Taking their cause a notch higher, Reggae Rajahs ushered in the Sunsplash Festival in Goa in 2016. A reggae festival, it was conceptualised and curated by the group with the help of the existing reggae community in Goa, and has grown from a one day event to a two day festival in its short two years. Another feather in the rajahs’ cap is the 10,000 Lions Sound System, a hand-built sound system customised for reggae and related genres, it comprises of 12 speakers which work to enhance bass frequencies. “You feel the sonics of the sound, it’s like a musical massage,” says Raghav of this sound system.

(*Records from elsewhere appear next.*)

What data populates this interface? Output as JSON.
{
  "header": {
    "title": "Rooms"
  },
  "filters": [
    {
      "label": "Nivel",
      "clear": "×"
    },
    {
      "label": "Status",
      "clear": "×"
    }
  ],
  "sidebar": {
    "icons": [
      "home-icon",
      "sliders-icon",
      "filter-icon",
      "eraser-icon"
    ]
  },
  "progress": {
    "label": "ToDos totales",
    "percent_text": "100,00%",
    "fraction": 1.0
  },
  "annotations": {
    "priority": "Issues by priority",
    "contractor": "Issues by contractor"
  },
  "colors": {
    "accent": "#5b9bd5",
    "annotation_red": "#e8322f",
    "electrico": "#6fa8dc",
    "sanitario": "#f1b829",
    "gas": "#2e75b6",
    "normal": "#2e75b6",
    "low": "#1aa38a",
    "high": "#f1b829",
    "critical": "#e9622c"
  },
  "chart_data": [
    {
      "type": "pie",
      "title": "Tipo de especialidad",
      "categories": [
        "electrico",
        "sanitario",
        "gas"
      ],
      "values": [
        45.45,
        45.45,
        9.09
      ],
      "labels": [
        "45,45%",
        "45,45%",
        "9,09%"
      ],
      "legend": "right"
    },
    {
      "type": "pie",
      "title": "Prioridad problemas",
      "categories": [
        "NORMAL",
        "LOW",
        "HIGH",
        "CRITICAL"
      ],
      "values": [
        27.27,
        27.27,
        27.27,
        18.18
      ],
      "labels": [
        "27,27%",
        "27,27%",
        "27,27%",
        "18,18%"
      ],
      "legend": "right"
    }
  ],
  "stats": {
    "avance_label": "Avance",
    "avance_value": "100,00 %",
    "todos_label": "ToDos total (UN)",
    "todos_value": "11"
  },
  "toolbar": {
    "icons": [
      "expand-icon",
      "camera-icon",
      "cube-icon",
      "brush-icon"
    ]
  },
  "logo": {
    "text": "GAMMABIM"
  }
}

He adds, “The sound system culture started in Jamaica and went on to become a phenomenon across Europe, USA, Japan, and South America, and we wanted to introduce it to India.” It debuted at the Goa Sunsplash in 2016, and has since then toured the country, including playing at the Pune Supersonic festival.

Image: Leonid Cheis; Goa Sunslpash Festival

Having toured extensively across Europe, South America, and Southeast Asia, we ask Dang about the elements from the international scene that should take shape in India, according to him. “Three things – One, We’re majorly lacking in infrastructure to support our musicians. Two, We need more exposure to diverse genres. And third, We need to bring more international music acts to the country. We need to create a system where alternative music has a platform and people can attend performances to not just grab a drink but to get inspired,” he urges. In the industry for almost a decade, we dig into his perception of the evolution of music in India, “There’s been a huge change, from more performance venues to ease of sharing music with larger audiences through digital media. However, we’re still far behind when compared to other parts of the world. It boils down to the venues staying true to the cause and supplementing independent music, as that offers not only a platform but also encouragement to the musicians.”

On the note of creating a community that harbours ever-evolving avenues of music, we tune down our chat with Raghav, just in time to play our signature DSSC Rapid Fire for him.


One tip for budding musicians?

Get your music out there. Even if you’re not big in India, there could be somewhere else in the world where you could make it. If your music is good, you believe in it, and there’s passion in it, just keep at it.

Last song stuck in your head?

Pana by Teckno.

Favourite bar in Delhi?


Your top 3 destinations across the world for their music scene?

California, Jamaica, and London.

One up & coming Indian band we should look out for?

F 16s.

One thing you love about the music industry? And the one thing you hate?

I love that it’s still starting out, and as a musician you can do something different and really make an impact. That’s a gift and also a curse, because since it’s small there’s a glass ceiling to how far can you go.

One ritual as a Reggae Rajahs follows each time before performing?

We always grab a drink to bond before the act.


This conversation is a part of the DSSC Secret Conversation Series, where we get candid with the ace industry disruptors who map its course one masterstroke at a time.


Disclaimer: The opinions expressed in this feature are those of the interviewee and do not necessarily reflect those of DSSC & its affiliates.